Une étude américaine publiée dans la revue Criminology avance une piste inattendue : ces traitements pourraient être associés à une atténuation de certains comportements impulsifs, traditionnellement liés aux conduites violentes, avec des implications possibles sur les dynamiques de criminalité.
Les chercheurs Daniel Semenza et Christopher Thomas, affiliés à Rutgers University, se sont appuyés sur une enquête menée auprès de 821 adultes aux États-Unis. Leurs résultats montrent que les liens habituellement observés entre consommation d’alcool, impulsivité et comportements violents apparaissent plus faibles chez les utilisateurs actuels d’agonistes du GLP-1 que chez les anciens utilisateurs. Même sous l’effet de l’alcool, les épisodes impulsifs semblent moins susceptibles de dégénérer en actes violents chez ces personnes. Les auteurs insistent toutefois sur la prudence : il s’agit de données déclaratives, issues d’un échantillon limité, et aucune relation de causalité directe ne peut être établie.

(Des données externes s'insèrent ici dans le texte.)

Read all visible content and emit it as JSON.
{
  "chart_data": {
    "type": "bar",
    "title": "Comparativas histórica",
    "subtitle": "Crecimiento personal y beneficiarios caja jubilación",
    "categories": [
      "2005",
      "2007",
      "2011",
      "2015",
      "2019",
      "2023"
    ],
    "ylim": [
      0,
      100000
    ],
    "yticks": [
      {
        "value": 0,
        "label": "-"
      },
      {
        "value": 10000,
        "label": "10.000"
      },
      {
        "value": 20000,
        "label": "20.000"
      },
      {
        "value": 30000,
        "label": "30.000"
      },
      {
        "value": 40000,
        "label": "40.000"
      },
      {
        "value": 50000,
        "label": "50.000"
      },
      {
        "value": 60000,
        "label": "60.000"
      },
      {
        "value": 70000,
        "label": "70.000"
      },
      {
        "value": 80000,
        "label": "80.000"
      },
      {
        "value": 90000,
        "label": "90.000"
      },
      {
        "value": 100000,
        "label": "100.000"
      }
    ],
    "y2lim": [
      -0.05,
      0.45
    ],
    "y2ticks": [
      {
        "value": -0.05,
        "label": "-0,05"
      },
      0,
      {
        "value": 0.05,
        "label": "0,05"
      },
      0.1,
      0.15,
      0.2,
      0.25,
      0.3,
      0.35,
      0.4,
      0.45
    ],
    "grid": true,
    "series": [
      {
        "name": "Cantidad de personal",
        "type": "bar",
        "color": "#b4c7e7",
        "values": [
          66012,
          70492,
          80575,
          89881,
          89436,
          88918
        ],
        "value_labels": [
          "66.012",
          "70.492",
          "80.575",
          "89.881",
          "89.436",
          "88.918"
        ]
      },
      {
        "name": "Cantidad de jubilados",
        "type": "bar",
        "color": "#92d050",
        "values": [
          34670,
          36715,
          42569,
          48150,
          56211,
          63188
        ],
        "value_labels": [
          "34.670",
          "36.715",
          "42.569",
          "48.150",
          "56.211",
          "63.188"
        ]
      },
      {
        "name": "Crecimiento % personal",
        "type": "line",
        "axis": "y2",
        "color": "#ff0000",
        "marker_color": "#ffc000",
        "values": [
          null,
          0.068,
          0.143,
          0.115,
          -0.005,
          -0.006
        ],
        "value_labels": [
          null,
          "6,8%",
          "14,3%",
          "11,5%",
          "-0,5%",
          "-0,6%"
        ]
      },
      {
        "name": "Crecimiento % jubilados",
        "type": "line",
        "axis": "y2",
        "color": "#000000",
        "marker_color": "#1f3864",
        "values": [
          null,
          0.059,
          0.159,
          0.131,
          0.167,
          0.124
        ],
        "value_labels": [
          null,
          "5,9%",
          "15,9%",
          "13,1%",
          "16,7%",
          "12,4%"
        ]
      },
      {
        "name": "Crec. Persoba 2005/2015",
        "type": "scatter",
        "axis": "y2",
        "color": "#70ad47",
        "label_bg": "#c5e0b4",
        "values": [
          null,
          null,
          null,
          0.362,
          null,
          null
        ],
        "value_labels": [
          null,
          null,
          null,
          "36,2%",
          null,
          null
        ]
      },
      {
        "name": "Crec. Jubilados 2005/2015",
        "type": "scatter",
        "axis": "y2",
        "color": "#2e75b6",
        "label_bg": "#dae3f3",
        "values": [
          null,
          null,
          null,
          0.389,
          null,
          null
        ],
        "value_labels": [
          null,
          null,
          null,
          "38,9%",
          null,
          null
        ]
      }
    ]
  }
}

Initialement développés pour le traitement du diabète de type 2, les agonistes du GLP-1 se sont imposés ces dernières années comme des solutions majeures dans la prise en charge de l’obésité. Leur mécanisme repose sur la mimétique d’une hormone naturellement produite par l’organisme, qui régule la glycémie, ralentit la vidange gastrique et diminue l’appétit. Cette action métabolique s’accompagne, selon plusieurs travaux récents, d’un effet sur les circuits cérébraux de la récompense, impliqués dans la motivation, les dépendances et certaines formes de prise de décision impulsive.
C’est précisément sur ce terrain que les chercheurs explorent désormais des effets secondaires comportementaux. Les données suggèrent que ces médicaments pourraient atténuer certaines compulsions, non seulement alimentaires, mais également liées à la consommation d’alcool, aux drogues ou à d’autres comportements addictifs comme le jeu. En réduisant la sensibilité aux stimuli de récompense, ils pourraient indirectement modifier des facteurs associés à l’agressivité et aux passages à l’acte impulsifs.
Pour les auteurs de l’étude, ces observations ouvrent une question de santé publique plus large : celle de l’impact potentiel, à grande échelle, de traitements largement diffusés sur les comportements sociaux. Ils rappellent néanmoins que ces résultats ne doivent en aucun cas être interprétés comme un outil de contrôle du comportement humain, ni détourner l’attention des politiques traditionnelles de prévention de la violence.
Si ces hypothèses se confirment dans des travaux futurs, elles pourraient enrichir la compréhension des liens entre biologie, dépendances et comportements sociaux. Mais à ce stade, la prudence scientifique demeure la règle, les mécanismes observés restant encore partiellement élucidés et les preuves insuffisantes pour tirer des conclusions définitives sur un effet réel au niveau de la criminalité.